I would like an algorithm that generates a random quantum state (that is, an element of the complex projective space of some dimension), sampled according to some probability distribution which is not uniform in Hilbert space. Assume though that I do have at my disposal a uniform (i.e., Haar) random state generator. How do I do that?
As a toy problem consider the case of a single qubit --- a 2 level system with basis states $|0\rangle,|1\rangle$. The Hilbert space can be understood as the Bloch sphere.
In such a case a Haar random state is a point on the Bloch sphere which is distributed according to the Haar measure $d\psi$ on the sphere. One way to generate such states on a computer is to create a column vector with real and imaginary parts i.i.d. according to $\mathcal{N}(0,1)$, then normalize it. This method generalizes to multiple qubits.
But suppose I want to generate states $|\psi\rangle $ sampled not according to $d\psi$, but according to $$ p( \psi) d\psi = 2 \langle \psi|0\rangle \langle 0|\psi \rangle d\psi, $$ where $|0\rangle$ is the state corresponding to the North Pole on the Bloch sphere. One can check that $p(\psi) \geq 0$ and $\int d\psi p(\psi) d\psi = 1$ so $p(\psi$) is a valid probability density function. This distribution, is such that states near the North Pole occur more likely than states near the South Pole.
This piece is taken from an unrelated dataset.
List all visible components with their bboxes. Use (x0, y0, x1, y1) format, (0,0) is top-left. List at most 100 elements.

How would I write a simple computer program to do this? (I would actually like to understand how to do this more generally than the specific case of the qubit model above)
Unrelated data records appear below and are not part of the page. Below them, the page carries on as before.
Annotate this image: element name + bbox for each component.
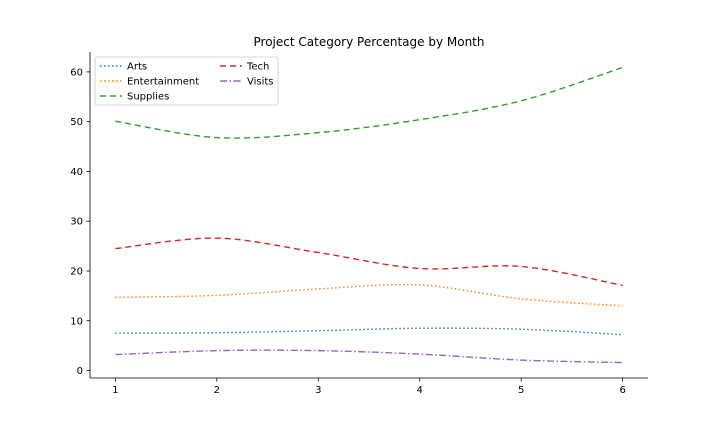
series-lines — [115, 66, 623, 364]
x-axis-ticks: 1 2 3 4 5 6 — [112, 378, 626, 396]
legend: Arts Entertainment Supplies Tech Visits — [94, 56, 279, 106]
x-tick-label: 2 — [214, 385, 220, 396]
series-line-supplies — [115, 66, 623, 139]
y-axis-ticks: 0 10 20 30 40 50 60 — [70, 67, 90, 377]
legend-box — [94, 56, 279, 106]
y-tick-label: 40 — [70, 167, 83, 178]
y-tick-label: 20 — [70, 266, 83, 277]
y-tick-label: 0 — [77, 366, 83, 377]
legend-label-supplies: Supplies — [127, 92, 169, 103]
legend-label-arts: Arts — [127, 62, 147, 73]
legend-label-entertainment: Entertainment — [127, 77, 199, 88]
series-line-arts — [115, 327, 623, 336]
axes — [89, 52, 648, 379]
series-line-entertainment — [115, 283, 623, 307]
x-tick-label: 6 — [619, 385, 625, 396]
y-tick-label: 10 — [70, 316, 83, 327]
x-tick-label: 5 — [518, 385, 524, 396]
y-tick-label: 60 — [70, 67, 83, 78]
x-tick-label: 1 — [112, 385, 118, 396]
x-tick-label: 4 — [417, 385, 423, 396]
y-tick-label: 30 — [70, 217, 83, 228]
series-line-visits — [115, 349, 623, 364]
chart-title: Project Category Percentage by Month — [254, 35, 485, 49]
legend-label-tech: Tech — [246, 62, 269, 73]
legend-label-visits: Visits — [247, 77, 274, 88]
y-tick-label: 50 — [70, 117, 83, 128]
series-line-tech — [115, 237, 623, 287]
x-tick-label: 3 — [315, 385, 321, 396]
Note: this is similar to the standard case of real numbers where if we have a uniform r.n.g. in $[0,1]$ we can use this to generate random numbers sampled from any other arbitrary distribution on the real line, e.g. using Box-Muller, inverse transform, ziggurat, rejection sampling. Presumably some variant of the above methods generalizes but since the sample space is different I am finding it difficult to think about it.